The looming demise of the fossil and nuclear power industries may leave much abandoned. That is one of the concerns motivating the Lakota in their opposition to the Dakota Access Pipeline in South Dakota. Whatever the merit of the pipeline in the short or medium term, there are no effective provisions to ensure that it will be removed once it is no longer in use, or that any contamination of the ground or the water is remedied immediately.

Abandoned grid infrastructure is a liability in a class of its own, especially in remote areas, such as the Canadian Arctic. Industrial installations, pipelines, ports, railroads and roads, or trans-shipment terminals are left behind, criss-crossing the landscape and threatening natural resources like water as they decay and release toxins.

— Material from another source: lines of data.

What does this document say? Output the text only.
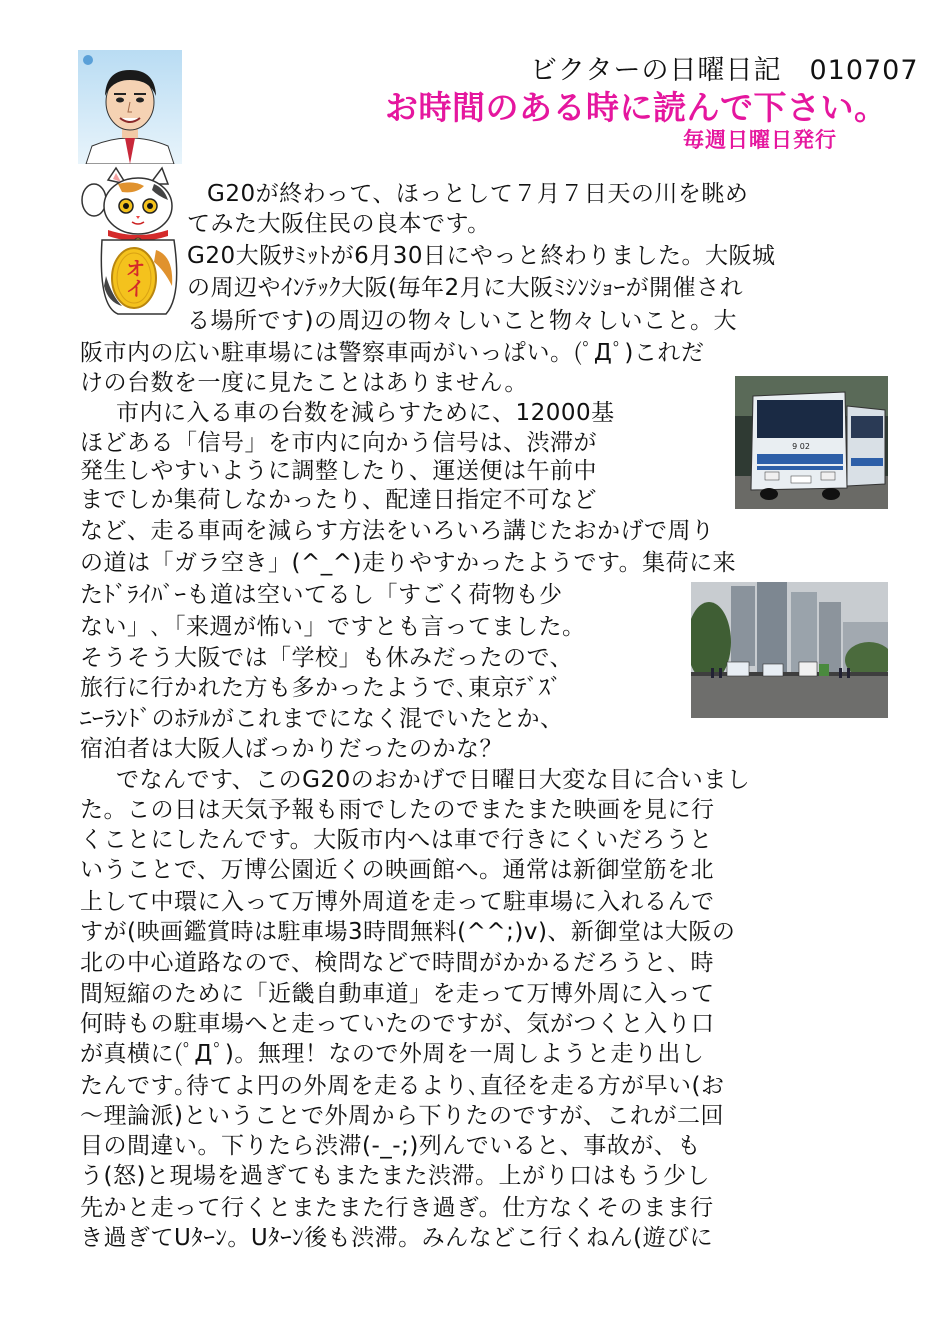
ビクターの日曜日記　010707
お時間のある時に読んで下さい。
毎週日曜日発行
オイ
9 02
G20が終わって、ほっとして７月７日天の川を眺め
てみた大阪住民の良本です。
G20大阪ｻﾐｯﾄが6月30日にやっと終わりました。大阪城
の周辺やｲﾝﾃｯｸ大阪(毎年2月に大阪ﾐｼﾝｼｮｰが開催され
る場所です)の周辺の物々しいこと物々しいこと。大
阪市内の広い駐車場には警察車両がいっぱい。(ﾟДﾟ)これだ
けの台数を一度に見たことはありません。
市内に入る車の台数を減らすために、12000基
ほどある「信号」を市内に向かう信号は、渋滞が
発生しやすいように調整したり、運送便は午前中
までしか集荷しなかったり、配達日指定不可など
など、走る車両を減らす方法をいろいろ講じたおかげで周り
の道は「ガラ空き」(^_^)走りやすかったようです。集荷に来
たﾄﾞﾗｲﾊﾞｰも道は空いてるし「すごく荷物も少
ない」､「来週が怖い」ですとも言ってました。
そうそう大阪では「学校」も休みだったので、
旅行に行かれた方も多かったようで､東京ﾃﾞｽﾞ
ﾆｰﾗﾝﾄﾞのﾎﾃﾙがこれまでになく混でいたとか、
宿泊者は大阪人ばっかりだったのかな？
でなんです、このG20のおかげで日曜日大変な目に合いまし
た。この日は天気予報も雨でしたのでまたまた映画を見に行
くことにしたんです。大阪市内へは車で行きにくいだろうと
いうことで、万博公園近くの映画館へ。通常は新御堂筋を北
上して中環に入って万博外周道を走って駐車場に入れるんで
すが(映画鑑賞時は駐車場3時間無料(^^;)v)、新御堂は大阪の
北の中心道路なので、検問などで時間がかかるだろうと、時
間短縮のために「近畿自動車道」を走って万博外周に入って
何時もの駐車場へと走っていたのですが、気がつくと入り口
が真横に(ﾟДﾟ)。無理！なので外周を一周しようと走り出し
たんです｡待てよ円の外周を走るより､直径を走る方が早い(お
～理論派)ということで外周から下りたのですが、これが二回
目の間違い。下りたら渋滞(-_-;)列んでいると、事故が、も
う(怒)と現場を過ぎてもまたまた渋滞。上がり口はもう少し
先かと走って行くとまたまた行き過ぎ。仕方なくそのまま行
き過ぎてUﾀｰﾝ。Uﾀｰﾝ後も渋滞。みんなどこ行くねん(遊びに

This liability stays for decades if not forever.

Fight intentional dumping of liabilities on taxpayers

Unfunded liabilities and legacy costs are the result of company insolvencies that in effect dump the long-term cost of decommissioning, dismantling, cleaning up and reclaiming on the state and future taxpayers. The experience in many industries, from mining to nuclear power plants, shows that the accounting rules and the obligations to make provisions or accruals for legacy costs are not enforced, and that in too many cases the clean-up does not happen.

Abandoned liabilities are not just the result of bad decisions in the past, they are the possible consequence of current decisions, especially of investments in an industry with a doubtful future and in the absence of effective enforcement of remedial action in remote locations.

Here is the challenge for the ministers of finance and leaders meeting the G20: Establish not only disclosure rules for climate-related risks, but also rules to ensure that legacy costs are borne by investors and sufficient funds are set aside and secured to meet future needs.

Thanks to Sonja Thielges and Paul Hockenos for comments.

Comments

Anonymous am 21.12.2018 - 10:14

If only our political decision makers were as clear-sighted as this fine peace of thought.